Just minutes before this reporter arrived in one district a three-story wall collapsed into a mound of brick and mud. Many families had abandoned their damaged homes and were facing another night sleeping outside.
Several buildings have fallen each day since the quake. Many more structures are expected to collapse in the weeks ahead.
Farouk Abdel Tawab, a government employee, moved his wife and five children out of their severely cracked home the day of the quake. "We're living in the street," he said. "We want to sleep in safety, to have somewhere to live." Mr. Tawab, with monthly earnings of $45, said he has no choice but to wait for government assistance.
But, like other residents who crowded around to tell their stories, Tawab said no one in his area had received any help. Nor had any government officials visited the district, he claimed.
Tension over the past days' deaths, and fears of still more aftershocks, have left many short-tempered and exhausted. At one point a low rumbling sound sent everyone on the street stampeding in panic. When the crowd stopped running there was laughter at the false alarm. But there were also tears on some faces.
Along the winding streets, the lower walls of several-story buildings, some dating to the last century, had begun to buckle. Young women carried huge loads of possessions out of the leaning buildings.
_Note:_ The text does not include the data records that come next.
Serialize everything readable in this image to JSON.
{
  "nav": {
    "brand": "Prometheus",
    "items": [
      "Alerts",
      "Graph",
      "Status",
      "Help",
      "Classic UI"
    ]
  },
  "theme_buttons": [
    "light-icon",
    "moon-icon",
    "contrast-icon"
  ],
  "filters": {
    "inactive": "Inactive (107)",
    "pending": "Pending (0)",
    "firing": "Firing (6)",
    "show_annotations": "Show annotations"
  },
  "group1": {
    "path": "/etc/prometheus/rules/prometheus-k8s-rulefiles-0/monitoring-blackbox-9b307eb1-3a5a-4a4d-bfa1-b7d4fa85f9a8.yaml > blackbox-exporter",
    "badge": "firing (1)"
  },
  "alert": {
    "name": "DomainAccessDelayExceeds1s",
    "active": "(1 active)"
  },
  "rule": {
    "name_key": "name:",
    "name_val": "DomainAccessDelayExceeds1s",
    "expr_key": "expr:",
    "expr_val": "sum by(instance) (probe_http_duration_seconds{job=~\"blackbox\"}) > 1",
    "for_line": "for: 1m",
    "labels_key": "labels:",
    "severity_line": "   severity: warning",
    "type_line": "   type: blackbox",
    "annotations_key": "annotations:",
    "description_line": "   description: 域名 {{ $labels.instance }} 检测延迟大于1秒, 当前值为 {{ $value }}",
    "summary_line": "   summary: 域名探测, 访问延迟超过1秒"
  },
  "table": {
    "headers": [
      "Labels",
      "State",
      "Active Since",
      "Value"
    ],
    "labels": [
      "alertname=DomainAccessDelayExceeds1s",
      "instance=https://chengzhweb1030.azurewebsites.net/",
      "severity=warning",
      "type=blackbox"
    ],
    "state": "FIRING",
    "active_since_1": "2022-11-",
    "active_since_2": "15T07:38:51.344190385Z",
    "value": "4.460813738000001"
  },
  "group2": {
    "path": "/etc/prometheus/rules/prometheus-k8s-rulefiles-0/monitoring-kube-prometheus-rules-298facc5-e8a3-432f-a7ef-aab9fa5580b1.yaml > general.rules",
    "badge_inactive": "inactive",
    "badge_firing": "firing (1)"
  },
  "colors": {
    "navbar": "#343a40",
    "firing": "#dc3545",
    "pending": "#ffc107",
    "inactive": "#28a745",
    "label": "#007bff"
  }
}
But there was little evidence of any other precautions. The garbage-strewn alley was awash with small children, laborers, and idle young men. Like so many parts of Cairo, the street serves as local cafe, playing field, and office space for sweatshops employing child labor. Cars are few and most traffic consists of horse- and donkey-drawn wooden carts.
The roof of an 800-year-old mosque had collapsed, but the tea shop nestled against its outer wall had no plans to move. Nearby workmen at a lumber shop sat on the stoop of a long-condemned building that had suffered new damage in the quake.
"We work here. It's how we get our bread," said one of the men. "Where should we go?"